The self described “Bin Laden of Buddhism,” monk Wirathu, has remained a central figure in the conflict for over a decade, having been admittedly responsible for wide scale anti-Muslim propagandizing which in February resulted in a mob of 300 Buddhists descending on and destroying a school reported to be in the process of converting to a mosque.

In a press release by the Arakan Rohingya National Organisation on Saturday, the call was let out to end what they call “the systematic killing of Muslims in Burma.” It continued, claiming that since Wednesday, at least 14 mosques and hundreds of Muslim homes had been destroyed and that upwards of 20,000 ethnic Rohingya had been displaced. 

On Saturday, 106 Rohingya people were found, starving and dehydrated, in a small boat floating adrift off the coast of Phuket

Though unclear if these 106 are specifically part of the estimated 20,000 displaced from the past week’s violence, a total of 402 Rohingya refugees have been found at sea by Thai authorities alone, since the beginning of this year. Similar and at times greater numbers of refugees and expatriated Rohingya have also been reported throughout the region, with Malaysian authorities struggling to deal with increasing numbers of these desperate and displaced people. 
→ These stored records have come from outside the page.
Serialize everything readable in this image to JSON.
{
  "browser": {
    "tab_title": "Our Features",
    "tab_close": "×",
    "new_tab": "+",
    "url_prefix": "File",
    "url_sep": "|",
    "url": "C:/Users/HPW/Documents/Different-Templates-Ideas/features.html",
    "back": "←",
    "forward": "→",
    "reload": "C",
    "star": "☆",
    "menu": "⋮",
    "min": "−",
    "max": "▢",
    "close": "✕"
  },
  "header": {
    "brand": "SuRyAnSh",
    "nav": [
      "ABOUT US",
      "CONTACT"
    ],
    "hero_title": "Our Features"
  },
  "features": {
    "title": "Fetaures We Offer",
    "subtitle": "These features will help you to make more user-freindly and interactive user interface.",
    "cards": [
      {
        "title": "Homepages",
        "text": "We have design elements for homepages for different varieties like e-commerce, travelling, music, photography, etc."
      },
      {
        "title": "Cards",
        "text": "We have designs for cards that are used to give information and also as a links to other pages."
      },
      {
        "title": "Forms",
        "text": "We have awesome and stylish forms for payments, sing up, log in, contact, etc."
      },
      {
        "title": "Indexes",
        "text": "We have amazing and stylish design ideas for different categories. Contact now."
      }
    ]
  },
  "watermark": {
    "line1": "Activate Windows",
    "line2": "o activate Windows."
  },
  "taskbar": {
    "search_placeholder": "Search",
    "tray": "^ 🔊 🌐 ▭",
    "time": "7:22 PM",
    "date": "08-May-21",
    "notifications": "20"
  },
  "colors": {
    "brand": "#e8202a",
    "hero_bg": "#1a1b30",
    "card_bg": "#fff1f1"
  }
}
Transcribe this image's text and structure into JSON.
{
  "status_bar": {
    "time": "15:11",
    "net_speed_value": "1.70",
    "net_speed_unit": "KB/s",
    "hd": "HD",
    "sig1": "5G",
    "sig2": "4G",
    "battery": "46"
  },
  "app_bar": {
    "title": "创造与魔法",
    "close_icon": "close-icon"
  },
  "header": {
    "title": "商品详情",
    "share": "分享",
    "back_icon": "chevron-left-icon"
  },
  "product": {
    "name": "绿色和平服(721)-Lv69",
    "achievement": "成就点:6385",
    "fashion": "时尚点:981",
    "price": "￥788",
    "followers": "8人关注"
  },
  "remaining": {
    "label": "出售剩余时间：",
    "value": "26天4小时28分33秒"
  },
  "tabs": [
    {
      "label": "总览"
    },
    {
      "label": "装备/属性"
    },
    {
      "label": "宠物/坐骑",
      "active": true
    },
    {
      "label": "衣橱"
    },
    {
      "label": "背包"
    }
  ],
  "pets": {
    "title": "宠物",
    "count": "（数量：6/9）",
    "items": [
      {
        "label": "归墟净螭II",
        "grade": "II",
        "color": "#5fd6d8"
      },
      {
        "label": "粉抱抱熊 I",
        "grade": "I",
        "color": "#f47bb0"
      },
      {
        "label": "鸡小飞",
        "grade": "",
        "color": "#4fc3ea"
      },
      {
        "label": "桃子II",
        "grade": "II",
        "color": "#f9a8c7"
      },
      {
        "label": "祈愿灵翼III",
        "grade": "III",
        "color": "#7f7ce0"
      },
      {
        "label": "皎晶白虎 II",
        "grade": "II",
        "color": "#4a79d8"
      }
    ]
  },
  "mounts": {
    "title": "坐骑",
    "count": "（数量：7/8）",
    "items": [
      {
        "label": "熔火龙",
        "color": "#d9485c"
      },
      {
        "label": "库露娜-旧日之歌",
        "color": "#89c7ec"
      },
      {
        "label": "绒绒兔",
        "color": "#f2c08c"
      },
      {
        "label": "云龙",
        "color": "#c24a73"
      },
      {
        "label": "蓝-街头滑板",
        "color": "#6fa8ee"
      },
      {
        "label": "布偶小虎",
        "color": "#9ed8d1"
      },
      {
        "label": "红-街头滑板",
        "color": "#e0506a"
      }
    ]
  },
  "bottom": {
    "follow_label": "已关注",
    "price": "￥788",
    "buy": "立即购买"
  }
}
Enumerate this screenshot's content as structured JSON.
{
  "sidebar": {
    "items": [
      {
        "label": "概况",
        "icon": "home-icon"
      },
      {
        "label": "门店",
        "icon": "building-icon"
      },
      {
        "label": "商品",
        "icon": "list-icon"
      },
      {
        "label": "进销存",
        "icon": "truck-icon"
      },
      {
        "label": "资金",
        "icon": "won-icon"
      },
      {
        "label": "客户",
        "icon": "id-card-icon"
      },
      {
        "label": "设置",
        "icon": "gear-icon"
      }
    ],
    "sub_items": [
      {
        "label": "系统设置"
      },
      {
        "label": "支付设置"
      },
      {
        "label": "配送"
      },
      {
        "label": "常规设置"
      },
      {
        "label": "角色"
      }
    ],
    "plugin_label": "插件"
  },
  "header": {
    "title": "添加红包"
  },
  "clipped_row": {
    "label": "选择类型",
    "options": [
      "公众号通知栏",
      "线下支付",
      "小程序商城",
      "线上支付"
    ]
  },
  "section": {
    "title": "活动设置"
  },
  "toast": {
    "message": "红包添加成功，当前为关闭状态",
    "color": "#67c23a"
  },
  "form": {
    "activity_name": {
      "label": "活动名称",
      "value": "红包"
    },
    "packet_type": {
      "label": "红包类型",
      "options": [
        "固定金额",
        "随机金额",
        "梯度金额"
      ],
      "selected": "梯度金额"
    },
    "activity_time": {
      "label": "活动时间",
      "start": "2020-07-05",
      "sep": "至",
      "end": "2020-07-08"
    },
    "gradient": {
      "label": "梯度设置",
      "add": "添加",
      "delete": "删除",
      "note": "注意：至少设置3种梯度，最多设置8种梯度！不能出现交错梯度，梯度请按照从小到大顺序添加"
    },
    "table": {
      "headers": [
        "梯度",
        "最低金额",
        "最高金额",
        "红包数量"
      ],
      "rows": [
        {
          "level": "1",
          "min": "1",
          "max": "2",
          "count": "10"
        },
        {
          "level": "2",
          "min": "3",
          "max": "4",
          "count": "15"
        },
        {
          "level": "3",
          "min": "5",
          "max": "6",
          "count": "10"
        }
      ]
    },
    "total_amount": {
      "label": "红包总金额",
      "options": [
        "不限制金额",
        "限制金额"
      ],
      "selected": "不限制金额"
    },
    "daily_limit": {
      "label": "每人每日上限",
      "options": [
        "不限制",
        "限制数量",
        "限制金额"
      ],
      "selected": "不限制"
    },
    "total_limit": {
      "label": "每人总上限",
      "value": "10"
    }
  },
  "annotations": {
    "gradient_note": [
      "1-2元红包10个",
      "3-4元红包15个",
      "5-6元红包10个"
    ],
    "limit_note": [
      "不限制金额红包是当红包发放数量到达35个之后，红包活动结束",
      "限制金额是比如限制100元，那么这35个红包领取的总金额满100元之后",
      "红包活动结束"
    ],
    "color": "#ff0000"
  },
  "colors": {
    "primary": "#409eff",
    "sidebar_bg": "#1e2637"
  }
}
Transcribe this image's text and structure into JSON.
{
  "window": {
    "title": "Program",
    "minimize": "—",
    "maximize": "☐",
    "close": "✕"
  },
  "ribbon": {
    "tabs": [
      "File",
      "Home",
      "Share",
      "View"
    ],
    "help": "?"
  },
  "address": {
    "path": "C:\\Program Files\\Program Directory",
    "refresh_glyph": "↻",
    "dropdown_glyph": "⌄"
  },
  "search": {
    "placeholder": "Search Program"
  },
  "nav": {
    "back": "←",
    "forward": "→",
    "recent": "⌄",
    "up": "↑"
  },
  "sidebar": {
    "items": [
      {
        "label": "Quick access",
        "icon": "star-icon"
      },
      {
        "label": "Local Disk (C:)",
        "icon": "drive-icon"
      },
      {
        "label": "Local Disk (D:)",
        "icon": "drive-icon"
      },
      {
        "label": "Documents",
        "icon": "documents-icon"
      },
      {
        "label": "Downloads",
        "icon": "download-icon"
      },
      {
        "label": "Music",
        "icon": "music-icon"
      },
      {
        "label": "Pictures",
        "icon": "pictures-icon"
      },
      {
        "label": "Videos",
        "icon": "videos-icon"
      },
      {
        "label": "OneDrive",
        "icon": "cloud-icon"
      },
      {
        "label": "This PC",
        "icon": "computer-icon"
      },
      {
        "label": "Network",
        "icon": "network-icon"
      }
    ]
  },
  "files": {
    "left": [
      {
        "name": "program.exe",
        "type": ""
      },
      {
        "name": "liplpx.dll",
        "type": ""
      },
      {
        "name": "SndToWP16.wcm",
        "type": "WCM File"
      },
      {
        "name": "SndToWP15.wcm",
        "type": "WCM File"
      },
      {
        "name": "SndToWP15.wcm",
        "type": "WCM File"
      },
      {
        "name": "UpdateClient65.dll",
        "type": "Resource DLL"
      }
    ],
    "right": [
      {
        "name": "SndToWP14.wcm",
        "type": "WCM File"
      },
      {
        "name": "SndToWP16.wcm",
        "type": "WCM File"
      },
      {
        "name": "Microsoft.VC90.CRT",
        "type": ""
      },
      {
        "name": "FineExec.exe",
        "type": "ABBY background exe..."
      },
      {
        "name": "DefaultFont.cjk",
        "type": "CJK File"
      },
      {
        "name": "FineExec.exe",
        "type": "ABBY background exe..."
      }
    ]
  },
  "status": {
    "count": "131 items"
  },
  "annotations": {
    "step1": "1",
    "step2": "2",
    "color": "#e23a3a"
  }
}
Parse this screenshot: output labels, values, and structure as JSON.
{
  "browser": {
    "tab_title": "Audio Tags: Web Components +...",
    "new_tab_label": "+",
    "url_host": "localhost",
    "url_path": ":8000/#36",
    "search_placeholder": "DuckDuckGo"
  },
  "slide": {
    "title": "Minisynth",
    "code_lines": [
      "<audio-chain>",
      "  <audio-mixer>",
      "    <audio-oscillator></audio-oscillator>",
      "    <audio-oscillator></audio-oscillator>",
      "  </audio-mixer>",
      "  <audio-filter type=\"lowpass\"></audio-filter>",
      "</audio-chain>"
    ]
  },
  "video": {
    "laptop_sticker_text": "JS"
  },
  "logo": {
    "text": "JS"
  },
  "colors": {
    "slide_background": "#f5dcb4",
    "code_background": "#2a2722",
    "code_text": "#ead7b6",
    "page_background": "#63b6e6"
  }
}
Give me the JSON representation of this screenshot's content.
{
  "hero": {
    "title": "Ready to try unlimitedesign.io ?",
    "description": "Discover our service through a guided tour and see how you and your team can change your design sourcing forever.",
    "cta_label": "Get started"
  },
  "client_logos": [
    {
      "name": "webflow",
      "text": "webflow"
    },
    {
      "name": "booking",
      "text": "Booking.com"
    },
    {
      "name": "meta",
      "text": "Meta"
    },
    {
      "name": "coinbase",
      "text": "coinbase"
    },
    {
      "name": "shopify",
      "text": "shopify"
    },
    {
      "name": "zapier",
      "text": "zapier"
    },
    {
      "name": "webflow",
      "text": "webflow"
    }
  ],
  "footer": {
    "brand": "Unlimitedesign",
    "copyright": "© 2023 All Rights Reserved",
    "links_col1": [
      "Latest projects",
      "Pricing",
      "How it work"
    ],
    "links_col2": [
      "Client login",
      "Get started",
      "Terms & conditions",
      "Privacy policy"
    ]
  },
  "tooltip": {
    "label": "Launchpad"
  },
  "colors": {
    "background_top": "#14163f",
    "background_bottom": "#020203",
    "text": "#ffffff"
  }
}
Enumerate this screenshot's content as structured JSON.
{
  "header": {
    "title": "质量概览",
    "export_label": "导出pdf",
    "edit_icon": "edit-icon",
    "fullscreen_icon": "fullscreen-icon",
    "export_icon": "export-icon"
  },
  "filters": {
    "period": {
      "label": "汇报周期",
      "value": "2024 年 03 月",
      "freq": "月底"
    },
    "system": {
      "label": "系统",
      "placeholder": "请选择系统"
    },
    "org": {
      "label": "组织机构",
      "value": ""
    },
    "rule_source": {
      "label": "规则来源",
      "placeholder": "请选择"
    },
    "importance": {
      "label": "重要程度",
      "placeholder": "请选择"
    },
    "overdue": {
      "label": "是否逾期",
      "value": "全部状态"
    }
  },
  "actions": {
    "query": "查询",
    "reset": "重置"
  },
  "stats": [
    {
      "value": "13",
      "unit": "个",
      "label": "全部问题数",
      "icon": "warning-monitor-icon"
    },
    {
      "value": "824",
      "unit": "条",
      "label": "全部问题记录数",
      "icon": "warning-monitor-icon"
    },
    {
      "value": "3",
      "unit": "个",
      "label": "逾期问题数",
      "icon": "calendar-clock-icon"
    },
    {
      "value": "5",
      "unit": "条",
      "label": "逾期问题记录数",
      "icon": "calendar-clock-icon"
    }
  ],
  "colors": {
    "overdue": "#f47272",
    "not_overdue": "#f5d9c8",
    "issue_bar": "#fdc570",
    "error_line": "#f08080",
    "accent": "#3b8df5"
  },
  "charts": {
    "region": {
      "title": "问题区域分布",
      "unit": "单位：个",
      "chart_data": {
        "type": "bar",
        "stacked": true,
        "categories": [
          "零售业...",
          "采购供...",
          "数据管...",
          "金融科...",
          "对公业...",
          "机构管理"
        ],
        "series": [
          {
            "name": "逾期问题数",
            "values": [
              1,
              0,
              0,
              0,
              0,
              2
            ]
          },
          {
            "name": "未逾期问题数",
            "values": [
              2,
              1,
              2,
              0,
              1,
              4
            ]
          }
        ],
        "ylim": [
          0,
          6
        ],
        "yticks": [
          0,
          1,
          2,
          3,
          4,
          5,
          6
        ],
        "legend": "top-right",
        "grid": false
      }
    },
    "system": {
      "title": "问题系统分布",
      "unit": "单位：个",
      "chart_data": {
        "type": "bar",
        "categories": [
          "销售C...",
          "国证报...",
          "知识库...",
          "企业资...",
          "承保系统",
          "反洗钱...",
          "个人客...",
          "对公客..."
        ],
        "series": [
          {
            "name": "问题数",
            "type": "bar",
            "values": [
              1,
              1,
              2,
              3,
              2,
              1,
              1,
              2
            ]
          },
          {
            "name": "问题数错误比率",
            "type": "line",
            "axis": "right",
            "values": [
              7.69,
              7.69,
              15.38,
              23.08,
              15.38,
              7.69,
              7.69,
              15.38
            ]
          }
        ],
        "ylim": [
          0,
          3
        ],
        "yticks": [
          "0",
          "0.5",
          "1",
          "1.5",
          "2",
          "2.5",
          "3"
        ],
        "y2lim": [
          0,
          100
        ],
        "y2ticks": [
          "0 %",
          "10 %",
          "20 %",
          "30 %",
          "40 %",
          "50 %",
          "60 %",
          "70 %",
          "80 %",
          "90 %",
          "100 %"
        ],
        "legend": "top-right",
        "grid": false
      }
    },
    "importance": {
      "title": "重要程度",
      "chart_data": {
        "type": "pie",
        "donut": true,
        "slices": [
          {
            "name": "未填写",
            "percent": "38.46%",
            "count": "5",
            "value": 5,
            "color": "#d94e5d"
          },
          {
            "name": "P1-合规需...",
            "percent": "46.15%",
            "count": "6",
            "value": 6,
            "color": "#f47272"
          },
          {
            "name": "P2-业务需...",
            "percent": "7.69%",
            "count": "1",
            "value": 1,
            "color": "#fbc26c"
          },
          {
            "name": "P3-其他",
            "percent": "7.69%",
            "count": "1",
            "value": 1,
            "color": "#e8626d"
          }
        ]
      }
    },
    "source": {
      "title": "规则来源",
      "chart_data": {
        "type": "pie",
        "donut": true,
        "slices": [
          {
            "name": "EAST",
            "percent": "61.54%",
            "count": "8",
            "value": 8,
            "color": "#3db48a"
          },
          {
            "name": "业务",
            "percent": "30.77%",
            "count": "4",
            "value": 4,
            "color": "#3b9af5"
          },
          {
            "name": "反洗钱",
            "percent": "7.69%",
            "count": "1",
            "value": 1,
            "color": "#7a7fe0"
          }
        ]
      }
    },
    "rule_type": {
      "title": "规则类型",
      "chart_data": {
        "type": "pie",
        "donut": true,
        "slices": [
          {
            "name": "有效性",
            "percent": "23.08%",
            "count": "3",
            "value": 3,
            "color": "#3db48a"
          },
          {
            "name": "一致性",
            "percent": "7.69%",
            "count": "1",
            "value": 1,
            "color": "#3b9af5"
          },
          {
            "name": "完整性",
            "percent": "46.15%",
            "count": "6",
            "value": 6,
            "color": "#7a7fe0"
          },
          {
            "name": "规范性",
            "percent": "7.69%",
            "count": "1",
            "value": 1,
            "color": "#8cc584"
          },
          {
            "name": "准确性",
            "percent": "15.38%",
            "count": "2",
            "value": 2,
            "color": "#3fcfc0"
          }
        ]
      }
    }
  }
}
Official state responses to the violence have been muted at best. Over the last two weeks, several hundred police and security forces have been dispatched to the troubled areas such as the state of Arakan, where violence and ethnic clashes have been a regular occurrence for decades. However despite their presence, as recently as last night, fifteen more Muslim homes were burned and destroyed, and as many as seven people were killed. 

Concerns over state complicity and potentially even participation in the anti-Muslim violence are very real throughout the both human rights circles as well as area Rohingyas. According to a 2004 report by United Nations High Commissioner for Refugees (UNHCR,) regular violence and forced displacement of Rohingyas by Burmese/Myanmar military and security forces were common during 1990s and early 2000s, with hundreds of thousands being forced from their homes, murdered or otherwise disappeared. 

Though historically the conflict has been considered an ethnic/religious one between the Buddhists and the Muslim minority, new concerns regarding economic interests have watchdogs ratcheting up their calls for international attention and possible intervention. The newly developed Shwe pipeline, which is set to open later this year, has caused worries that further forced displacement and violence is impending. 

With major Western economic and banking interests such as the Royal Bank of Scotland (RBS, owner of the U.S. “Citizens Bank” corporation,) as well as British finance giant Barclays backing the development of the pipeline, numerous calls for divestment throughout the human right advocacy community have been made, dovetailing concerns over further violence. 

UK based human rights advocate and founder of “Save the Rohingya,” Jamila Hanan said of the coming developments, in a statement to energy industry watchdog “Priceofoil.org”: 
“We are anticipating a third massacre of the Rohingya on the same scale which took place in Rwanda. We have been informed that this will take place sometime between now and mid-April.” 
As outrage over both the atrocities taking place in Myanmar, as well as Western media’s relative silence on the matter continues to rise, the “hacktivist” group Anonymous has launched its own initiative to draw attention to the crisis. 

Dubbed “OpRohingya,” Anonymous in collaboration with online and grassroots partners, has planned matching “Twitterstorm” and “Paperstorm” actions, aimed at pressuring officials and media outlets throughout the globe and Myanmar specifically, to speak up and condemn the violence which continues to plague the Rohingya. 

During a tour of the affected areas in Myanmar on Friday, UN special adviser Vijay Nambiar expressed “deep sorrow” over the violence and destruction and called on religious and community leaders to “abjure violence, respect the law and promote peace”. However, between the long standing, deep rooted nature of the conflict, as well as the Myanmar government expressing little more than lip-service concern over the violence, of which they’ve directly taken part in previously, there is little expectation that any effective Burmese domestic solutions are on the horizon.